Jamaji Nwanaji-Enwerem, PhD ’18, wants to use molecular tools to better understand how environmental pollutants harm health—and raise awareness about decreasing people’s risk
May 21, 2018—When he was growing up, Jamaji Nwanaji-Enwerem often traveled with his parents to visit relatives in Nigeria. Among the many striking contrasts between the country’s sprawling cities and the small North Carolina town where he’d lived since age one, were the waste-filled street gutters and the frequently hazy air. And many people seemed sick from living in this environment.
Those observations formed the basis for his desire to study the links between environmental pollution and health. This month, Nwanaji-Enwerem will earn a PhD from Harvard T.H. Chan School of Public Health and in two years, will receive an MD from Harvard Medical School. His research aims to help explain the molecular basis for air pollution’s damage to the body. He hopes to also heal those affected, and spread the message that unhealthy air doesn’t have to be accepted as the norm.
For his dissertation research, Nwanaji-Enwerem studied DNA methylation, a mechanism used by cells to control gene expression, the process by which the heritable information in a gene becomes functional. Because DNA methylation generally declines over time, it can be used as a marker of biological age. Previous studies have shown that some people’s DNA methylation age (DNAm-age) can be higher than their actual age, and that this is linked to an increased risk of premature death. Nwanaji-Enwerem wondered if exposure to air pollution might play a role in DNAm-age acceleration.
Drawing from the long-running Veterans’ Administration Normative Aging Study, he and his colleagues measured DNAm-age from blood samples and modeled the male subjects’ exposure to fine particulate air pollution (less than 2.5 micrometers in diameter) based on their addresses. They found a link between air pollution and accelerated DNAm-age, especially among men exposed to ammonia and sulfate particles.
From this work alone, Nwanaji-Enwerem published five peer-reviewed original research papers as first author, earned a grant from the National Institute on Aging, and received research awards from institutions including the International Society of Exposure Science. This year, he received a highly competitive Paul & Daisy Soros Fellowship for New Americans to support the completion of his degree at HMS.
As he resumes his medical studies, Nwanaji-Enwerem hopes to continue pursuing research in environmental health—and to find ways to work with policy makers to communicate what he’s learned to communities at risk from environmental pollution.
“In academia, we’re often focused on writing papers and grants and we can sometimes lose sight of the importance of making sure that the people who can most benefit from our work learn about what we’ve discovered,” he said.
Communicator, healer
Nwanaji-Enwerem got an early start as an environmental health communicator. Preparing for a sixth-grade speech competition on the topic “Soil and Water: Yours for Life,” he became distressed to learn that pollutants in the soil can be harmful to health. The message from his middle school speech still resonates with him today, he said: “The things we put into our soil, our water, and our air matter. Our environment is truly interconnected with our quality of life.”
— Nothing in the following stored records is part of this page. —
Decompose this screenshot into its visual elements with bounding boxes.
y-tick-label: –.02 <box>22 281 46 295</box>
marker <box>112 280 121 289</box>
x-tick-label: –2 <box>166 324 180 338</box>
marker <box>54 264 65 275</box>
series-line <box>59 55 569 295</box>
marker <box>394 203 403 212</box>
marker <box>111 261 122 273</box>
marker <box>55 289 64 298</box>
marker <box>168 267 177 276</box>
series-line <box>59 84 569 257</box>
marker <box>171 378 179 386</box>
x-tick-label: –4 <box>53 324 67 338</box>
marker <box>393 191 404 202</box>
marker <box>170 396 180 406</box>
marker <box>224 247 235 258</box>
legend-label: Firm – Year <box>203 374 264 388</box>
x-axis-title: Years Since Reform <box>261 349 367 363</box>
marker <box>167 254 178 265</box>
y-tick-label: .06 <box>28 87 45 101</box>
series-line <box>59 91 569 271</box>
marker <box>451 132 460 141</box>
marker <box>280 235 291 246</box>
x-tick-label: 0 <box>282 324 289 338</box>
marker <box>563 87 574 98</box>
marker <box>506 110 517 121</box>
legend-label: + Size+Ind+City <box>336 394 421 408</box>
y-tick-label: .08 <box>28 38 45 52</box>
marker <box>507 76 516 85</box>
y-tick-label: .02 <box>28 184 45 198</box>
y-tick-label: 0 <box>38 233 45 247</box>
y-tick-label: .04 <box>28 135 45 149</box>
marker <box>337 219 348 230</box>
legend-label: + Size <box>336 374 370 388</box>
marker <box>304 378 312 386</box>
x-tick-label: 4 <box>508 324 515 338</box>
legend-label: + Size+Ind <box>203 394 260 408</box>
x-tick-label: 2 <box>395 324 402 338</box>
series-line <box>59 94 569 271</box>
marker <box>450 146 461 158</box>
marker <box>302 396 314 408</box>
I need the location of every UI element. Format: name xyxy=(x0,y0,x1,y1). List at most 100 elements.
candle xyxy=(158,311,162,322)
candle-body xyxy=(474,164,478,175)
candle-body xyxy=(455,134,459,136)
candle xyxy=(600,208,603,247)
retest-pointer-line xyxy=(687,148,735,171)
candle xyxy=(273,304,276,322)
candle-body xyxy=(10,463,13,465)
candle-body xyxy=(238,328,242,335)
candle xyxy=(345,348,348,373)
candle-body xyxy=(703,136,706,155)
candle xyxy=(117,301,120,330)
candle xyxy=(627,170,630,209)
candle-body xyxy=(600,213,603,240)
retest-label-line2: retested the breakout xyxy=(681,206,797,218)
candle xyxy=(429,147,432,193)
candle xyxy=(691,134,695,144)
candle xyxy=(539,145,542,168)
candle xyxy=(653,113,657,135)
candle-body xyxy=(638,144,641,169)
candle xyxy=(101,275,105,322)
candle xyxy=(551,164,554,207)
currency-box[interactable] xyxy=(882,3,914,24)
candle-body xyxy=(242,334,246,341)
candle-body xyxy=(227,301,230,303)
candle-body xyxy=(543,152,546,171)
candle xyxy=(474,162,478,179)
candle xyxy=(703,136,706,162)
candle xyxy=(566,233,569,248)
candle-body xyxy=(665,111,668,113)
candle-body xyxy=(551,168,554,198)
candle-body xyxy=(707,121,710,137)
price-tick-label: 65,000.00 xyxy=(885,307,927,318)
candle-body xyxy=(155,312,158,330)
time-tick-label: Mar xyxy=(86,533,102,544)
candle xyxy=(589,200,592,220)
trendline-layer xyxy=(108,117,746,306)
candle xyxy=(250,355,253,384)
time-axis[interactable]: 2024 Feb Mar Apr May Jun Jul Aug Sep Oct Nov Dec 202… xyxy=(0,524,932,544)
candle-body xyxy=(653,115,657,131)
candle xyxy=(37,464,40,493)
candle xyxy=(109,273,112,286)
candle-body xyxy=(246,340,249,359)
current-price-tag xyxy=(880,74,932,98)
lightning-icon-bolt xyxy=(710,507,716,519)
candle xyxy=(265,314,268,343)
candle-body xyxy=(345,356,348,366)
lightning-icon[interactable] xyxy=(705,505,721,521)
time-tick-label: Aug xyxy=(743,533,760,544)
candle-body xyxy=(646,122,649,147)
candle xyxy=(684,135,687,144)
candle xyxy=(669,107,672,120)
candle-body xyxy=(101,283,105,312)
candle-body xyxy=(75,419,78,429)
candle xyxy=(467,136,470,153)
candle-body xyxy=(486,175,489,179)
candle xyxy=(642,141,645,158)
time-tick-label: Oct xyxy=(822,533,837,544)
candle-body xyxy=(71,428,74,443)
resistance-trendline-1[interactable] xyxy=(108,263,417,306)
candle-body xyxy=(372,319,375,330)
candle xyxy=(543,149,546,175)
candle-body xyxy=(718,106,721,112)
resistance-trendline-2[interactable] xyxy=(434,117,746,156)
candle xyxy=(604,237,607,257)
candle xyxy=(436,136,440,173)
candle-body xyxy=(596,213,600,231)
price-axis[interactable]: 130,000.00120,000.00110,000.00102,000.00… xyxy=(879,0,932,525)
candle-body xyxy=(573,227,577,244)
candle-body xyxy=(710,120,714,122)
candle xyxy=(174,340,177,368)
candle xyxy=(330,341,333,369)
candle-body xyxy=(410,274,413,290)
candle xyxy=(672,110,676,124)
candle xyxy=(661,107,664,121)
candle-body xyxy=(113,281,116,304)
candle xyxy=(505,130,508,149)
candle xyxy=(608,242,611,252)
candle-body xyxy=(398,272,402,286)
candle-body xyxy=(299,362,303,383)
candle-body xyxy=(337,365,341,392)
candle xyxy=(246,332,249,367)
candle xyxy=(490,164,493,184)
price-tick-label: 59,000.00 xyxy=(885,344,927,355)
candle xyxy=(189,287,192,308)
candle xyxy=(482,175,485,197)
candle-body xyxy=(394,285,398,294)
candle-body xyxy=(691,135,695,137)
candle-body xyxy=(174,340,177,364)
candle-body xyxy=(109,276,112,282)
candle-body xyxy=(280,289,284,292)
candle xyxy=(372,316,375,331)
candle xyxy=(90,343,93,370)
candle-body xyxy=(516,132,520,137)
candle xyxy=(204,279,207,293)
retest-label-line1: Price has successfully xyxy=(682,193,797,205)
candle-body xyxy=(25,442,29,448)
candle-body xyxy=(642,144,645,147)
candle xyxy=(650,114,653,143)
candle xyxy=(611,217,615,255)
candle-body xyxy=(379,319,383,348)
Before he realized that he could make an impact through research, Nwanaji-Enwerem knew that he wanted to be a healer. His mother and grandmother are both nurses, and on trips to Nigeria, he would accompany them as they examined people living in their village. He remembers an elderly woman who lived near his grandmother and had a terrible cough. The woman blamed the cough on the dust, or malaria, and she and her neighbors accepted it as a normal part of life. Even then, Nwanaji-Enwerem felt that this wasn’t right. And with hindsight, he suspects that the smoky fires she and the other women cooked over may have been to blame.
In the face of Africa’s many urgent health challenges—such as infectious diseases like HIV/AIDS and malaria—other sources of suffering like this can often be overlooked, he said. But Nwanaji-Enwerem wants to address this gap, drawing inspiration from the World Health Organization Constitution quote that is etched on one of the School’s buildings. It reads: “The highest attainable standard of health is one of the fundamental rights of every human being.”
“I’m not sure what my legacy will ultimately be or if I as an individual can fully control that,” he said. “However, I do know that if my work helps improve health for people across the world—people from all backgrounds and all walks of life—I will feel like I have served humanity well.”